Try to explain rationally the universe, i.e., to explain in terms of man, according to me. It was therefore necessary to start by defining the man, the self, and defining it so that in him were enough elements to build a world system.
The cogito is an act of the subject because I'm the one who thinks.
The ideas represent an inevitable mediation between the thinker and things.
Three Types of Ideas
- Innate: The understanding that has by nature: thought, God.
- Adventitious: Those who come from outside expertise.
- Artificial: Those coming from our imagination.
True knowledge is by means of innate ideas, that reason is in itself, and the content in these ideas is presented in a clear and distinct line with reality.
Reason and Reality: The Theory of the Three Substances
Defines the substance as "a thing that exists in such a way that it does not need anybody else to exist." The Cartesian system leads to three clear ideas that correspond to the three substances called: thought, self, and material things or bodies.
The Thinking Substance
The thinking self is the first substance that is the first truth or certainty. The fundamental attribute of this substance is thought or consciousness.
The Infinite Substance
The second substance is God. For Descartes, the thinking self is not perfect but has the idea of perfection. This idea, born with us (innate), is the idea of a perfect being who is God. God is a substance infinite, eternal. God is a guarantee of veracity.
Descartes presents three proofs for the existence of God:
- The idea of perfect and infinite: The finitude that I recognize in myself is the opposite of infinity that I know God.
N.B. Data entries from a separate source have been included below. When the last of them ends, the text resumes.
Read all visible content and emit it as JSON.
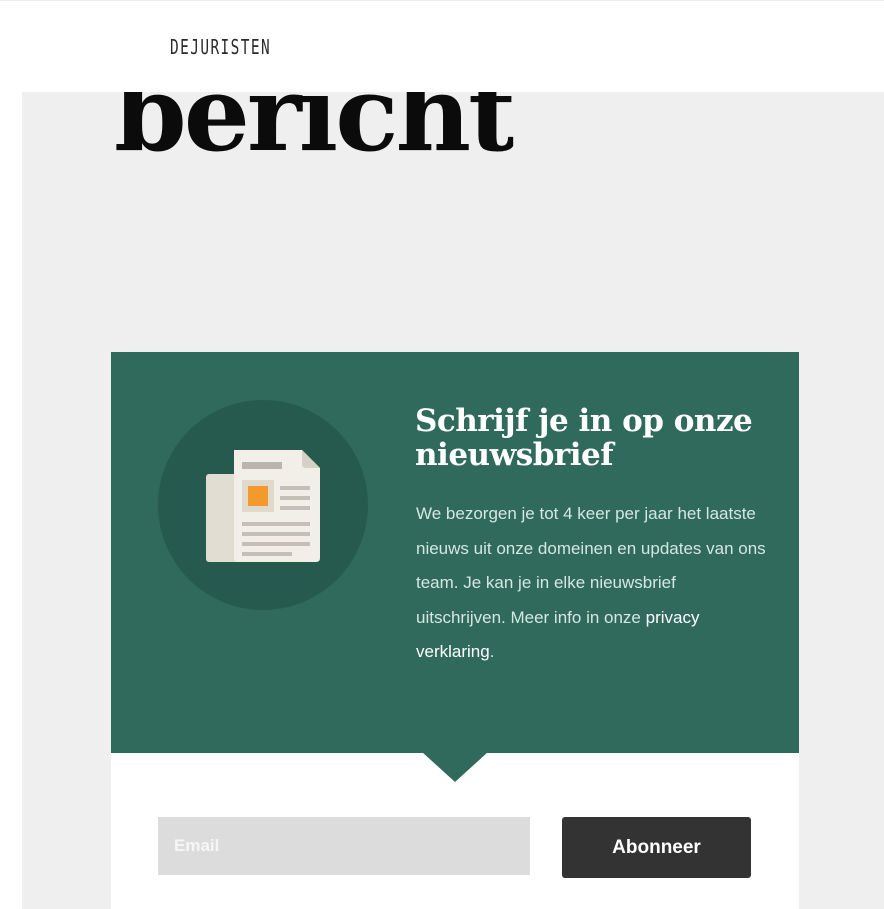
{
  "header": {
    "brand": "DEJURISTEN"
  },
  "page": {
    "headline_partial": "bericht"
  },
  "newsletter": {
    "icon": "newspaper-icon",
    "title": "Schrijf je in op onze nieuwsbrief",
    "description": "We bezorgen je tot 4 keer per jaar het laatste nieuws uit onze domeinen en updates van ons team. Je kan je in elke nieuwsbrief uitschrijven. Meer info in onze",
    "privacy_link": "privacy verklaring",
    "privacy_suffix": ".",
    "email_placeholder": "Email",
    "email_value": "",
    "subscribe_label": "Abonneer",
    "colors": {
      "card_background": "#2f6a5d",
      "icon_circle": "#275a4f",
      "accent_orange": "#f29a2e",
      "button_background": "#333333"
    }
  }
}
He is the necessary cause of the idea of him in me. "The existence of God is demonstrated by its effects, just for the fact that the idea we have about him is in us."
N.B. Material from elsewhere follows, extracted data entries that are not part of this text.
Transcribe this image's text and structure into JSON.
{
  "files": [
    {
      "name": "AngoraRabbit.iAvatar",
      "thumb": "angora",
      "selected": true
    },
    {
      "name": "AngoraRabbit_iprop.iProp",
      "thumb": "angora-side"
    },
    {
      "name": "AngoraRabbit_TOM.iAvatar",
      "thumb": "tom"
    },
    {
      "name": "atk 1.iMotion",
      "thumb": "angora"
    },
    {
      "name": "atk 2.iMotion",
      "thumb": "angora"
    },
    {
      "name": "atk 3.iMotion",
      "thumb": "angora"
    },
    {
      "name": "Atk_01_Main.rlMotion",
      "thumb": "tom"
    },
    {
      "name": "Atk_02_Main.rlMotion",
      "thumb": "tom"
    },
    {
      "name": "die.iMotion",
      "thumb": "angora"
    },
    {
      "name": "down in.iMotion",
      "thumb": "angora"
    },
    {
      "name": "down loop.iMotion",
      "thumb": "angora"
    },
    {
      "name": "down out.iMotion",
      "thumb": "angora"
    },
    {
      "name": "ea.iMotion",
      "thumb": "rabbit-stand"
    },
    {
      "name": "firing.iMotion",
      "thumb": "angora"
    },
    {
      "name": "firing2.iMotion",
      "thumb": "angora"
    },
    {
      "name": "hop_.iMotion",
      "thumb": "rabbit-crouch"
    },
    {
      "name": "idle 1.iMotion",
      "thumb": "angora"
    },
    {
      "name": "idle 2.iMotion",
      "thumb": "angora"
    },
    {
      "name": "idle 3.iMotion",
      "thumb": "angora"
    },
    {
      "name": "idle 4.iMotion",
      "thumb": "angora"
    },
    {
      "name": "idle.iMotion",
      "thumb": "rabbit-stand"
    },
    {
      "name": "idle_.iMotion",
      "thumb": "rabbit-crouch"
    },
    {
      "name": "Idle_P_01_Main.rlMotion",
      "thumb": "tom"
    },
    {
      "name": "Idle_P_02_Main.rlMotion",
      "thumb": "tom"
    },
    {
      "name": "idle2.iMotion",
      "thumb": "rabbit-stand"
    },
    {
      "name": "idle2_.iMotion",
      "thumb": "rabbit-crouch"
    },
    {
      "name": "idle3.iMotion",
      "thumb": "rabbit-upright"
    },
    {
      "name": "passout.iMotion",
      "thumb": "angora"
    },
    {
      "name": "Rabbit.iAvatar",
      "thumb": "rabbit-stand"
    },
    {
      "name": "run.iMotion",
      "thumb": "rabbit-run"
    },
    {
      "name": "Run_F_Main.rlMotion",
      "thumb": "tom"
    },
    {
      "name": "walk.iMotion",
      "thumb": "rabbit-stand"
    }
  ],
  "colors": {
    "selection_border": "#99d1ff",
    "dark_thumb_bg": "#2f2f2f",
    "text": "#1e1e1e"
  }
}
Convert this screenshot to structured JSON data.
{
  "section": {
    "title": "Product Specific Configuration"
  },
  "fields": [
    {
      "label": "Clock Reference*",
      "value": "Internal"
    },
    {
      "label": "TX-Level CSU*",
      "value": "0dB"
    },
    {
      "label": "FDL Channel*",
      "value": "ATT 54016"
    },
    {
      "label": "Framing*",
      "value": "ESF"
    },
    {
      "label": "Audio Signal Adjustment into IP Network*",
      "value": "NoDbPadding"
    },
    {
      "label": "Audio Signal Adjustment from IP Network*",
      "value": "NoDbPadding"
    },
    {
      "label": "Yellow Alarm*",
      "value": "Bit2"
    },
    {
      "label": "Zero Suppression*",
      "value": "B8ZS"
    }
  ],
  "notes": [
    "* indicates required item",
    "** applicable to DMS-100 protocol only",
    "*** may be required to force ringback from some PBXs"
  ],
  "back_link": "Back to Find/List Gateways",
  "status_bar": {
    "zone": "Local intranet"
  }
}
- The contingency of the self: Just as I am not infinite and I have all the perfections, the being who has all the perfections is caused by this fact itself and therefore necessarily exists.
- The ontological argument: The outline of the proof is the following: existence is a perfection, God has all perfections, then has existence.
The Extended Substance
Material things. This substance is a fundamental attribute of the extension.
Descartes's physics is mechanistic. Everything in the world is a geometric mechanism.
The cause of the movement is twofold. A cause which, in general, has created and introduced in the field, and this cause is God. After entering the motion on the matter, God does not intervene again, if not to continue to keep the matter in his being.
Three Laws of Motion:
- Law of inertia: Every thing is always in the same state until it is changed by any external cause.
- Law of direction of motion: A body in motion tends to continue straight along the tangent to the curve describing the phone.
- Law of shock: The clash between two moving bodies is not lost, but their number remains constant.
The Theory of Matter
Matter is nothing but space, pure extension, the object of geometry. Matter comes down to the extension.
We can say that not only the physical universe but also plants, animals, and the human body are pure mechanisms. There are only mechanical forces acting on the universe. All beings are like machines built by God.
Anthropological Dualism
Descartes, like Plato, separates the soul and body, thereby establishing dualism. The soul belongs only to thinking. The body is reduced to a machine governed by the laws of physics, and life to a mechanical movement.
The soul is united to the body, realizing that unity in the pineal gland, which is at the center of the brain. It melted bodily sensations, and through it, the soul receives organic stimuli. Considers that it is the soul that feels, not the body. It is the soul that receives and suffers the passions.